Connected Marketing Systems at Scale
Marketers are working more closely with internal business analysts, procurement staff and financial departments to increase the transparency, accountability, and impact of marketing through better planning, analytics, performance measurement, scorecards, spend simulation, and predictive modeling across all media types and channels.
Channels of distribution and eCommerce are multiplying, requiring broader, more diverse, and customized marketing support. Sophisticated consumer information gathering, and database marketing techniques are seeing big shifts of marketing resources into areas that allow for improved behavioral targeting and personalization to optimize response and revenue potential.
Market pace and velocity requires more efficient and intimate online customer engagement, quicker product uptake and viral affirmation through social and shared interest networks, as well as greater prominence and cost-effective prospect acquisition through web sites and contextual search optimization, web content delivery, and pervasive mobile connectivity with customers.
Transformation of marketing execution requires better data integration and analytics, more accurate forecasting and predictive modeling, higher levels of marketing group participation and accountability, as well as the deployment of closed loop campaign performance dashboards. This will be driven by a wider embrace of marketing automation platforms, structured processes, continuous activity monitoring, as well as intelligence gathering across all customer touch points, interactions and transactions.
CMO Complexity Multiplied
CMO Council research reveals most chief marketers are challenged by:
- Lack of vision, direction and planning around AI-assisted marketing automation strategies and priorities.
- Leading marketing transformation and finding platform/solution fit from 11,000 choices.

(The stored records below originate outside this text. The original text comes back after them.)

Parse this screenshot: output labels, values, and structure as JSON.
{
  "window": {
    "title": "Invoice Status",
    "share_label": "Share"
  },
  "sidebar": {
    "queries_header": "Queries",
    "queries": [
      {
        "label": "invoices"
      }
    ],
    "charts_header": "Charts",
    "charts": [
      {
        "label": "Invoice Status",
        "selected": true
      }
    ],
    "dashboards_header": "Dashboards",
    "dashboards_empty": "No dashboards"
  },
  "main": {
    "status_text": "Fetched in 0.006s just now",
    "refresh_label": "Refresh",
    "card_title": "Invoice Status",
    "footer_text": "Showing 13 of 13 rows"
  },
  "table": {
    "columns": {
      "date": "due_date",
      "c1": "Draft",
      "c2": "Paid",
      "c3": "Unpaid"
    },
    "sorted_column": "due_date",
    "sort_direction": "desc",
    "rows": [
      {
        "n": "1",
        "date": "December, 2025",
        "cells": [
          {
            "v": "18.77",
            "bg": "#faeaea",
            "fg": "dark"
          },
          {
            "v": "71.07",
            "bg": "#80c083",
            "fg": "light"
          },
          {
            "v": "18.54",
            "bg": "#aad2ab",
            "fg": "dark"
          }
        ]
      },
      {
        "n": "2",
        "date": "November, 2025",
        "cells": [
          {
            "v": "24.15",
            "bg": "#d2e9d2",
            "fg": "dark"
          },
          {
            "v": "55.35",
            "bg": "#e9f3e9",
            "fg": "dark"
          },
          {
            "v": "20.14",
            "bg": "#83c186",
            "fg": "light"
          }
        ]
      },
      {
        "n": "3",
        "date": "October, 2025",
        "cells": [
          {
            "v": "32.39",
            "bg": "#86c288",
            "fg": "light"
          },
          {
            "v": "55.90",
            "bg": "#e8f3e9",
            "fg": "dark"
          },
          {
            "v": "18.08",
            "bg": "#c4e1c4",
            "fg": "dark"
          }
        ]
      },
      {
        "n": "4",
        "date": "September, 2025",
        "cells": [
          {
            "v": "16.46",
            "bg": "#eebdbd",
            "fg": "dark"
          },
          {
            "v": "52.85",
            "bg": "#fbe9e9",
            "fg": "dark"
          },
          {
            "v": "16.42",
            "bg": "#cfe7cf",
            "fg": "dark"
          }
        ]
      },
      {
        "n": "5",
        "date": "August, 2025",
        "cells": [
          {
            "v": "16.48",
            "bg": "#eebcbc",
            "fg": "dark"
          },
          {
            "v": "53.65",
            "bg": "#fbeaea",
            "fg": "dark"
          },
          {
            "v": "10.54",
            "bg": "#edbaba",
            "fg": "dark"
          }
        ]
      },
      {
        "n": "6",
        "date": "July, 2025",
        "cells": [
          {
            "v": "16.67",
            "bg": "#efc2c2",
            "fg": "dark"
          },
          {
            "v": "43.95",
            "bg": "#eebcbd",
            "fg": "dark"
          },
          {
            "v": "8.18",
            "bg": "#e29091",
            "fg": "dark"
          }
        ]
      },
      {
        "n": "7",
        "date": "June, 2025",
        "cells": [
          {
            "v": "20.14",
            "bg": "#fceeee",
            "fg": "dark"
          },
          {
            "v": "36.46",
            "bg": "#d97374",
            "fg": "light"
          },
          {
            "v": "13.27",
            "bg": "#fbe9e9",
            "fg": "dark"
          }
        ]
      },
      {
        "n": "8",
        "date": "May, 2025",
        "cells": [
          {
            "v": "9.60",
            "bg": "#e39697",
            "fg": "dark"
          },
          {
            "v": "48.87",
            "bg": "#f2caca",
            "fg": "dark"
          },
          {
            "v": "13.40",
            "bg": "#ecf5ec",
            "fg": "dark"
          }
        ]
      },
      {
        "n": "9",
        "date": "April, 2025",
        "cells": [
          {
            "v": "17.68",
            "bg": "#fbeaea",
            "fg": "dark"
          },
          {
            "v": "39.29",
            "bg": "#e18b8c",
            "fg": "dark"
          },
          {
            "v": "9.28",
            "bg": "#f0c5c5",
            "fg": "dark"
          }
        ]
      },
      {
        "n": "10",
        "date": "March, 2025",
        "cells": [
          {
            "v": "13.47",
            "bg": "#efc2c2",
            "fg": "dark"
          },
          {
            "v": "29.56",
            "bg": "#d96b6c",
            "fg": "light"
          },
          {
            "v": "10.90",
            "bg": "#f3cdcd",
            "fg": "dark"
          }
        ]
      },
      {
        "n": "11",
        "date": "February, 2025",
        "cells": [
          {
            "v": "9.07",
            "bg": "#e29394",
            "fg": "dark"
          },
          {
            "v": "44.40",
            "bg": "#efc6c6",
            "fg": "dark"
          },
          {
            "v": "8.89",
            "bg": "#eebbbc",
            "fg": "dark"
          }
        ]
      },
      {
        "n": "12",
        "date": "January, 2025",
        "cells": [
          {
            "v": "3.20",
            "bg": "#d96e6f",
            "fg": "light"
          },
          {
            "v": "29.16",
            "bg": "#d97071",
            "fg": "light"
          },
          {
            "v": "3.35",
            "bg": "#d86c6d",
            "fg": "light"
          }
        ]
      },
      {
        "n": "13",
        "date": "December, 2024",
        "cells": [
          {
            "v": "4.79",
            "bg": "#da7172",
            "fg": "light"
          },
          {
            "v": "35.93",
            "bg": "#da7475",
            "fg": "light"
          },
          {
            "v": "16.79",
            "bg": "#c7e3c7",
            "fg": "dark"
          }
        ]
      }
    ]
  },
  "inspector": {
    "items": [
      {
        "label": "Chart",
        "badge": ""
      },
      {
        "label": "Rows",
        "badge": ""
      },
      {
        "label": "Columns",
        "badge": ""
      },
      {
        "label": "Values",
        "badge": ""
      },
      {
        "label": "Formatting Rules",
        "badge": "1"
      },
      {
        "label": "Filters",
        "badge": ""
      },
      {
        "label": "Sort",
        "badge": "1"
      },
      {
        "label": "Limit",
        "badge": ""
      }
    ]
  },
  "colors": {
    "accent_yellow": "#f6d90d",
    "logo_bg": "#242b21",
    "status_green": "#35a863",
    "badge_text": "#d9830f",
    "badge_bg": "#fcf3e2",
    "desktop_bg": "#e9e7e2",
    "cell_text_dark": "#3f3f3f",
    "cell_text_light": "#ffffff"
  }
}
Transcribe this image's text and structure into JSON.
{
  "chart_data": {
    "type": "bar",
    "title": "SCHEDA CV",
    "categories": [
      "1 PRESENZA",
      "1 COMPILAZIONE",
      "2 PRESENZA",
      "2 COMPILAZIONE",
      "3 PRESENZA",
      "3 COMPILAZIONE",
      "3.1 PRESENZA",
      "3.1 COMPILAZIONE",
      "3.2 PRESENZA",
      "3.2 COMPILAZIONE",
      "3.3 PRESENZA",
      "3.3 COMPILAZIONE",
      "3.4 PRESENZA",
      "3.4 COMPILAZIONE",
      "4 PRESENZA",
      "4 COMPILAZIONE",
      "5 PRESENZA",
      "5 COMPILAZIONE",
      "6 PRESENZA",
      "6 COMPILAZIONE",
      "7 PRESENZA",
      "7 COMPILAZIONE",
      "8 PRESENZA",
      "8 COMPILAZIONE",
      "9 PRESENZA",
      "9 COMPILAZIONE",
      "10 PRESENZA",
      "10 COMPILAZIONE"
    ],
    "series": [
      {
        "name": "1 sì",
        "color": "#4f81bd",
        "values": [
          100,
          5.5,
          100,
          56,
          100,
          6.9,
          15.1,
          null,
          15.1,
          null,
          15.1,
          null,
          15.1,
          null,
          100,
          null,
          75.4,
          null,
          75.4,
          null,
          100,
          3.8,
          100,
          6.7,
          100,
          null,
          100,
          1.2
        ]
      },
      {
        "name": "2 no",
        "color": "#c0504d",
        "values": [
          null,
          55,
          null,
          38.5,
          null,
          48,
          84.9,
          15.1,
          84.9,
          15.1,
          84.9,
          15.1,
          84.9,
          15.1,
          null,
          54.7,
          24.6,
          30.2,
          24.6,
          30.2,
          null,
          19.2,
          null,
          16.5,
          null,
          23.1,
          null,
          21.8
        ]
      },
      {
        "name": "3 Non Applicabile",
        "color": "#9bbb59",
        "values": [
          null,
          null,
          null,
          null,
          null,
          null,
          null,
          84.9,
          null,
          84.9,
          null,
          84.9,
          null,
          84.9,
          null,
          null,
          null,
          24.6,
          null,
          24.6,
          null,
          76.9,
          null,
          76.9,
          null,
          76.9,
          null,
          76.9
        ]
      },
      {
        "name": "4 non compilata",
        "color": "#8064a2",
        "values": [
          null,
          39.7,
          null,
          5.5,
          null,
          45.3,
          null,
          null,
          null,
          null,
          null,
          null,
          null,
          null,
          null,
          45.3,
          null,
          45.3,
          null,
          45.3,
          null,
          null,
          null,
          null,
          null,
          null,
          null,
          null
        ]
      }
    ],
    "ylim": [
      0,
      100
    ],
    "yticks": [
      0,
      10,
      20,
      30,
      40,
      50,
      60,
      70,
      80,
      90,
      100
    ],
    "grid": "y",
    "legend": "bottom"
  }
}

- Limited access to siloed customer data; internal competition over data sovereignty.
- Making sense of vast volumes of data; extracting and applying insight and intelligence.
- Ineffective collaboration and integration with IT groups that have other agendas.
- Legacy technology issues that make real-time data access and utilization difficult.
- A creep of hosted, SaaS solutions that are easy and inexpensive to deploy without IT help.
- A point solution orientation -- CRM, email marketing, web analytics, campaign management.
- Lack of talent and resources in digital marketing, particularly in the use of social media.
- Internal marketing governance and compliance; ensure safe, secure use of social media.
- Provisioning of quality leads that can be effectively acted on by sales and channel groups.
- Supporting distributed field organizations and diverse channel partners.
- Measuring and validating campaign effectiveness and business value.
- Protecting and safeguard their brands online.
Most see significant deficiencies in their ability to:
- Achieve a 360-degree view of the customer through data consolidation.
- Segment, target and tailor messaging to customer audiences (precision marketing).
- Fully integrate online and offline campaigns and marketing supply chains.
- Effectively manage and maximize loyalty and rewards programs.
- Exploit mobile marketing channels and platforms for personalized engagement.
- Deal with the explosion in unstructured data and content.
- Convert lead flow into sustaining customer relationships.
- Extract value and insight from multiplying customer touch points.
- Localize content and campaigns for varying markets and audiences.
- Enforce brand guidelines and consistent use of brand assets.
- Extract greater performance and value from their web interfaces.
- Understanding and fully exploiting organic and paid search marketing practices.